Priorytetem dekarbonizcja gospodarki światowej
W zawieraniu dwustronnych umów międzynarodowych kluczowy ma być warunek dekarbonizacji gospodarki. Harris chce, by wszystkie państwa zrezygnowały z paliw kopalnych i były całkowicie zależne od OZE. Na forum międzynarodowym będzie zabiegała o rozwiązania zmuszające państwa do zamknięcia elektrowni opartych na tradycyjnym paliwie. Chce też, by inne państwa przyjmowały amerykańskie rozwiązania techniczne dotyczące dekarbonizacji, które „już są w USA”. Waszyngton za administracji Biden-Harris ma dążyć do dwustronnych umów, w których państwa zobowiążą się do „przyjęcia amerykańskich wytycznych technicznych” i amerykański kapitał. „Powinniśmy również odgrywać wiodącą rolę w zmuszaniu międzynarodowych instytucji do wykorzystania swojej dźwigni w celu zaprzestania dotacji na brudne paliwo” – deklarowała.

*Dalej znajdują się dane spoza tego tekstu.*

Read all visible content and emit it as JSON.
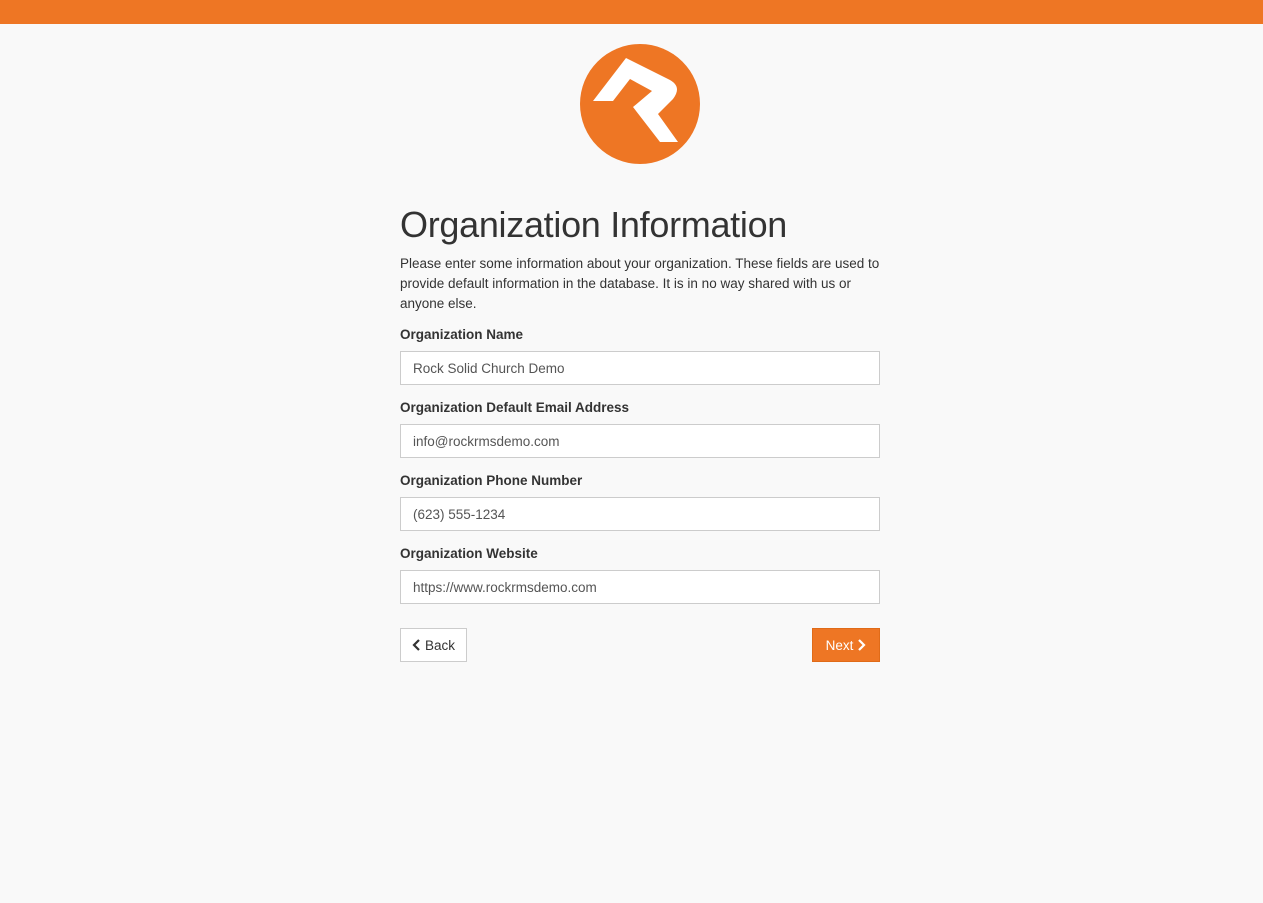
{
  "page": {
    "title": "Organization Information",
    "intro": "Please enter some information about your organization. These fields are used to provide default information in the database. It is in no way shared with us or anyone else."
  },
  "colors": {
    "brand": "#ee7624",
    "background": "#f9f9f9",
    "text": "#333333"
  },
  "logo": {
    "icon": "rock-rms-logo-icon"
  },
  "form": {
    "fields": [
      {
        "label": "Organization Name",
        "value": "Rock Solid Church Demo"
      },
      {
        "label": "Organization Default Email Address",
        "value": "info@rockrmsdemo.com"
      },
      {
        "label": "Organization Phone Number",
        "value": "(623) 555-1234"
      },
      {
        "label": "Organization Website",
        "value": "https://www.rockrmsdemo.com"
      }
    ]
  },
  "actions": {
    "back_label": "Back",
    "back_icon": "chevron-left-icon",
    "next_label": "Next",
    "next_icon": "chevron-right-icon"
  }
}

W kwestiach społecznych twierdzi, że nie popiera kary śmierci, ale nie chce jej całkowitej likwidacji. Opowiada się za poluzowaniem niektórych kar, reformą systemu sprawiedliwości, ograniczeniem dostępu do broni, legalizacją marihuany i powszechnym dostępem do aborcji. Wypowiedziała wojnę wszelkim uprzedzeniom, „bigoterii”, „islamofobii”, „antysemityzmowi” itp. Chce poluzowania przepisów imigracyjnych, zwiększenia podatków, powszechnej opieki zdrowotnej itp. Wyborcom obiecała dobrze płatne miejsce pracy.
29 lipca 2019 roku Harris wraz z Ocasio-Cortez przedstawiły projekt ustawy Climate Equity Act, który wskazuje, jakie kroki muszą podjąć kongresmeni i administracja Białego Domu, by zdekarbonizować gospodarkę USA do 2030 r. i wdrożyć Nowy Zielony Ład.

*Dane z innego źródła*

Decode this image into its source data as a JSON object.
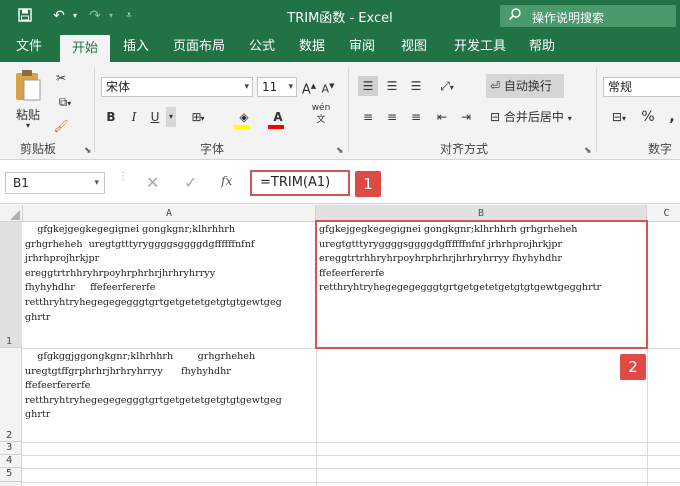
{
  "window": {
    "title": "TRIM函数 - Excel"
  },
  "quick_access": {
    "save_icon": "save-icon",
    "undo_icon": "undo-icon",
    "redo_icon": "redo-icon",
    "customize_icon": "customize-qat-icon"
  },
  "tell_me": {
    "label": "操作说明搜索",
    "icon": "search-icon"
  },
  "tabs": [
    {
      "label": "文件"
    },
    {
      "label": "开始"
    },
    {
      "label": "插入"
    },
    {
      "label": "页面布局"
    },
    {
      "label": "公式"
    },
    {
      "label": "数据"
    },
    {
      "label": "审阅"
    },
    {
      "label": "视图"
    },
    {
      "label": "开发工具"
    },
    {
      "label": "帮助"
    }
  ],
  "active_tab": "开始",
  "ribbon": {
    "clipboard": {
      "paste_label": "粘贴",
      "group_label": "剪贴板"
    },
    "font": {
      "font_name": "宋体",
      "font_size": "11",
      "bold": "B",
      "italic": "I",
      "underline": "U",
      "group_label": "字体",
      "phonetic": "wén"
    },
    "alignment": {
      "wrap_text": "自动换行",
      "merge_center": "合并后居中",
      "group_label": "对齐方式"
    },
    "number": {
      "format": "常规",
      "percent": "%",
      "comma": ",",
      "group_label": "数字"
    }
  },
  "formula_bar": {
    "name_box": "B1",
    "fx": "fx",
    "formula": "=TRIM(A1)",
    "cancel_icon": "cancel-icon",
    "enter_icon": "check-icon"
  },
  "callouts": {
    "one": "1",
    "two": "2"
  },
  "sheet": {
    "columns": [
      "A",
      "B",
      "C"
    ],
    "rows": [
      "1",
      "2",
      "3",
      "4",
      "5"
    ],
    "cells": {
      "A1": [
        "    gfgkejgegkegegignei gongkgnr;klhrhhrh",
        "grhgrheheh  uregtgtttyryggggsggggdgffffffnfnf",
        "jrhrhprojhrkjpr",
        "ereggtrtrhhryhrpoyhrphrhrjhrhryhrryy",
        "fhyhyhdhr     ffefeerfererfe",
        "retthryhtryhegegegegggtgrtgetgetetgetgtgtgewtgeg",
        "ghrtr"
      ],
      "B1": [
        "gfgkejgegkegegignei gongkgnr;klhrhhrh grhgrheheh",
        "uregtgtttyryggggsggggdgffffffnfnf jrhrhprojhrkjpr",
        "ereggtrtrhhryhrpoyhrphrhrjhrhryhrryy fhyhyhdhr",
        "ffefeerfererfe",
        "retthryhtryhegegegegggtgrtgetgetetgetgtgtgewtgegghrtr"
      ],
      "A2": [
        "    gfgkggjggongkgnr;klhrhhrh        grhgrheheh",
        "uregtgtffgrphrhrjhrhryhrryy      fhyhyhdhr",
        "ffefeerfererfe",
        "retthryhtryhegegegegggtgrtgetgetetgetgtgtgewtgeg",
        "ghrtr"
      ]
    }
  },
  "colors": {
    "brand": "#217346",
    "highlight": "#d9534f",
    "callout": "#e04a44"
  }
}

W lipcu 2018 roku Harris, przed manewrami RIMPAC, największymi na świecie międzynarodowymi ćwiczeniami z zakresu wojny morskiej między siłami zbrojnymi z rejonu Pacyfiku i spoza niego, wyraziła wdzięczność krajom członkowskim NATO. Stwierdziła, że „obrzydliwe” uwagi prezydenta Trumpa „nadszarpnęły” sojusz, ale „wieloletnie wzajemne zaufanie przewyższa wszystko, co dzieje się w Białym Domu”.
Agnieszka Stelmach
[Wybrane wypowiedzi internautów pod w/w tekstem na stronie źródłowej:]

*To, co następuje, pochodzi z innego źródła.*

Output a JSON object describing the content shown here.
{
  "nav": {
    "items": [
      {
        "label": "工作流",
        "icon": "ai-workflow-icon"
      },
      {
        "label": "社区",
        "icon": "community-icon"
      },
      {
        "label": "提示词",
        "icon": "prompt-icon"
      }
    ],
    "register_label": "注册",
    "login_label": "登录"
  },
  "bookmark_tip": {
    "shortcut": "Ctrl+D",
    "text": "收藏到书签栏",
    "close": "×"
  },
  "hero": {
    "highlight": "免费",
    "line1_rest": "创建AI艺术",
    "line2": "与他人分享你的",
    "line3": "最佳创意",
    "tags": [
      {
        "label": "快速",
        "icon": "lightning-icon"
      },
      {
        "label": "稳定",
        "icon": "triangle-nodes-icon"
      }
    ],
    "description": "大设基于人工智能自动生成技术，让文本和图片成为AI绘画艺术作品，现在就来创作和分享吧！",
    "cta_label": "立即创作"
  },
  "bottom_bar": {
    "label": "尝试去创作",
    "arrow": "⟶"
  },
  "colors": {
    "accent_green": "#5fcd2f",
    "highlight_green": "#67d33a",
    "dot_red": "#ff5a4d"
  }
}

Każdy prezydent USA jest zawsze wielkim sojusznikiem Izraela, a ostatnio w grze jest obstawianie rodzinne. W Polsce nie inaczej.
abc
Biden i Harris wtrącą USA w chaos , z którego to państwo już się nie podniesie. Na pewno to skończy się wprowadzeniem terroru i chyba taki jest prawdziwy cel tego tandemu.Widocznie gremia rządzące w USA uznały , że najważniejszy jest front wewnętrzny.W polityce zagranicznej Kamala Harris wyznaczyła w cytowanej rozmowie sprzeczne i niemożliwe do realizacji cele. To musi spowodować gwałtowne załamanie sie pozycji Stanow Zjednoczonych. Być może Stanow Zjednoczonych nigdy nie było stać na panowanie nad całym światem . Do upadku ZSRR zawsze jeszcze ktoś inny ponosił wielką cześć kosztów zapewniania globalnego ładu. Może to jest Realpolitik , czyli powrot do roli nieco przerośniętego, regionalnego mocarstwa
Mirek
Wokół tej osoby i w niej samej gromadzą się najbardziej ekstremalne fanatyzmy współczesnego świata. To bardzo niebezpieczna i wybuchowa mieszanka.
W-Sawa
Ten prezes Pfizer A.B.od szczepionki tez jest zydem a do tego weterynarz z wyksztalcenia.